Ruffin refuse de se compromettre plus longtemps avec un monde qu'il honnit. Il n'en est pas, il le dit et prévient que les dix-sept feront du bruit comme 350, forts du sentiment que leur bande organisée est le peuple et que la masse se reconnaît en eux, selon l'idée qu'ils s'en font.
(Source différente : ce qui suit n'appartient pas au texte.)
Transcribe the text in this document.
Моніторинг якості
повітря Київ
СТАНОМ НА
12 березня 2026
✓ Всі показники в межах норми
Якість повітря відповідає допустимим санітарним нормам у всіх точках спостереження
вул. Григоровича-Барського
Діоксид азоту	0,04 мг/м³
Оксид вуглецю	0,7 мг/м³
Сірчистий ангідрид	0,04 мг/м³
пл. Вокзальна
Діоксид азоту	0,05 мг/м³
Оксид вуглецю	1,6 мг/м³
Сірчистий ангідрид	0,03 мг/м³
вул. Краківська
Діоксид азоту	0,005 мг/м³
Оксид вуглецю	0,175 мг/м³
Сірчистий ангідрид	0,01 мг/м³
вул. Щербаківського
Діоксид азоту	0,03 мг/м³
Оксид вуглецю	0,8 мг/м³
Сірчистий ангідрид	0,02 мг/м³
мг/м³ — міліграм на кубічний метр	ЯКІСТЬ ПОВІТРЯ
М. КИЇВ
Lutte des classes, le retour

Le néo-député de la Somme ne reconnaît pas François Goullet de Rugy comme son égal en Républiquesur son flanc droit, quelques minutes avant qu'il ne soit désigné président élu de l'Assemblée. 
Ce primo-arrivant ne voit pas dans le seigneur de Rugy un député comme les autres, après dix années passées au service de la nation, mais un ennemi de classe. Il ne le considère moins comme un élu partageant la même légitimité, mais comme un agent de l'oligarchie.  
Ruffin porte le même regard de rejet sur les autres députés, LREM, LR, PS et autres qui ont fait allégeance au nouveau quatrième personnage de l'Etat. Si l'Etat, c'est Macron 1er,  le peuple, c'est Ruffin. Et il n'a que mépris pour les oligarques et les puissances d'argent, des marionnettes aux mains du banquier Macron. Conclusion : leur légitimité est nulle.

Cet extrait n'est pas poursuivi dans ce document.